The MIIT also requested the optimization and promotion of application of 5G in the fight against coronavirus. A recent white paper by Deloitte also revealed that a 5G network satisfies "rapid increases in data volume and mounting demand for remote and HD-video based treatment."

A 5G backed "smart" industrial base also provides the ability for factories to switch to the production of medical supplies as needed, leading to greater efficiencies and an ability to mitigate drops in manpower and output caused by COVID-19 or other threats.

Beyond the Middle Kingdom's borders though, is evidence of a far greater victory. The race for securing the future direction of 5G became a matter of pride, masquerading as a security concern for the United States. As recently as February, the U.S. Attorney General William Barr had suggested that the U.S. and its allies invest in Huawei's competitors in order to reduce Chinese influence. Veiled threats were also made to U.S. allies Germany and the United Kingdom over using Huawei's technology.

Ultimately, these efforts were in vain. U.S. firms such as Motorola were unable to compete with the likes of Huawei or Scandinavian rivals Ericsson and Nokia. Consequently, Washington had to relent, lifting a ban on firms collaborating with Huawei on establishing global 5G standards. This marked a momentous step for China as domestic firms such as Huawei and Oppo will play a significant role in shaping the future of the technology, in a position hitherto dominated by U.S. firms.

Unlike the fragmented rollout of 4G, 5G standardization opens the door to new markets for handset manufacturers and offers the potential for a more interconnected future with enhanced compatibility.

Challenges remain though.
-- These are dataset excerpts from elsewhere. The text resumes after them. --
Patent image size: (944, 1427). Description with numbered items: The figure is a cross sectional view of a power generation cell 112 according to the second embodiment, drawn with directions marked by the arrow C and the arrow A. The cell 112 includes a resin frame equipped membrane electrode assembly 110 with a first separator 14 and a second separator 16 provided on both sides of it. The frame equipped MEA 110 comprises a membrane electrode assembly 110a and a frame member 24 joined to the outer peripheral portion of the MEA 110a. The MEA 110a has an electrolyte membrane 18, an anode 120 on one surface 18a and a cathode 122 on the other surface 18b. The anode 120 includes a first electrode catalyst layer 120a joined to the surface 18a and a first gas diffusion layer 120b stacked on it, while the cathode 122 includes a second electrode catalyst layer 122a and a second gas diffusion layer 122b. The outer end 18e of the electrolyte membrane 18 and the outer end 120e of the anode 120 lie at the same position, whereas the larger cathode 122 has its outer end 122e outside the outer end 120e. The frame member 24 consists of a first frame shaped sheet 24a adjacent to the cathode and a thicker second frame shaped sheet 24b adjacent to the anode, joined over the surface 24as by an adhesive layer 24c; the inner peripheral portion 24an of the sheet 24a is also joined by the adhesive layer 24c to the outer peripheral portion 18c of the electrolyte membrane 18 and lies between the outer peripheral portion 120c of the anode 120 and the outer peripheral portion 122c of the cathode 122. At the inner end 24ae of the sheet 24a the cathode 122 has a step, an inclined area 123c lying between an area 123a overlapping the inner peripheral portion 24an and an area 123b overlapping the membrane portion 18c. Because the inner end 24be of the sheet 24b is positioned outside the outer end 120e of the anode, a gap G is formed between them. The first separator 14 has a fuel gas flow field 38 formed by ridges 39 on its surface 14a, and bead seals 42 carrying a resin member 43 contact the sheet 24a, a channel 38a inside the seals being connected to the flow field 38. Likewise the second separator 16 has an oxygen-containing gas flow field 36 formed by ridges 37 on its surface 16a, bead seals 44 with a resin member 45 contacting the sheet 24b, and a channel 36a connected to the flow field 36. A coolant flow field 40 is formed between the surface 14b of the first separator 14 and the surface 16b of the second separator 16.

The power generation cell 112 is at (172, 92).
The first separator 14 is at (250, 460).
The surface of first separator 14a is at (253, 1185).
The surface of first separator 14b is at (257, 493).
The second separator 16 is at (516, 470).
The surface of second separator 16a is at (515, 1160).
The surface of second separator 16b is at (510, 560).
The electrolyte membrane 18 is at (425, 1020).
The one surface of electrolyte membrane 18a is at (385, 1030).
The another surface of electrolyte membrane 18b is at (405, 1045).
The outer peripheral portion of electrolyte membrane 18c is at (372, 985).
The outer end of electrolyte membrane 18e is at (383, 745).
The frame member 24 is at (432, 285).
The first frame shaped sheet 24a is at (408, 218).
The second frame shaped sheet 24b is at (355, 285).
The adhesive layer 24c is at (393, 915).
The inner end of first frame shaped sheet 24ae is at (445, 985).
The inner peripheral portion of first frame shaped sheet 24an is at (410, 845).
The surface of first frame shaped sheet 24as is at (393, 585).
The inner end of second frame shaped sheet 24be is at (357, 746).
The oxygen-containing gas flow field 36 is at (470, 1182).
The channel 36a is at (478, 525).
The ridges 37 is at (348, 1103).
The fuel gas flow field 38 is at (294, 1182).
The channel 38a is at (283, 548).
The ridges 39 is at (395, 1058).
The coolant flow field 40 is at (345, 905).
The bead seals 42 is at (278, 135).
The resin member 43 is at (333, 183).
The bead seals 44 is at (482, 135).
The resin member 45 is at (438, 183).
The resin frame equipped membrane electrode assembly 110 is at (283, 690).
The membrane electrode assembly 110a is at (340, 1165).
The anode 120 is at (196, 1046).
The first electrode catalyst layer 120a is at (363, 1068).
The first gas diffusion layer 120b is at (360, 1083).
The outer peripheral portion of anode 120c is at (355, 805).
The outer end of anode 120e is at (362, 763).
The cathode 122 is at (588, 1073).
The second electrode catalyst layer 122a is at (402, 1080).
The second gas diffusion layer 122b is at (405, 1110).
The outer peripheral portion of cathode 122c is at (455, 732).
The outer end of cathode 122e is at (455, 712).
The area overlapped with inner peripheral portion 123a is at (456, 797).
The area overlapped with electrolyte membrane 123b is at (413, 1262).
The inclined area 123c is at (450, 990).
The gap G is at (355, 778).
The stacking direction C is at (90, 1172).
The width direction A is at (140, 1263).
Despite relenting on standardization, the U.S. continues to apply pressure to its allies to prevent Huawei from installing infrastructure. The cost of 5G is also a sizeable investment for nations. In emerging markets, adoption will be slow. The president of the Global Mobile Suppliers Association, Joe Bernett, pointed out that "22 network operators are investing in 5G in Africa. However, only 3 have launched commercial services." Furthermore, the continent's leading handset manufacturer Transsion, with a 34 percent market share, does not even offer a 5G handset. These challenges are surmountable given time however.

The dawn of 5G maturation in China marks the next step of the country's economic fruition. The Chinese-led establishment of global 5G standards places the nation at the forefront of the technology and with an imminent network completion, the true potential of the technology will begin to be seen and adopted worldwide.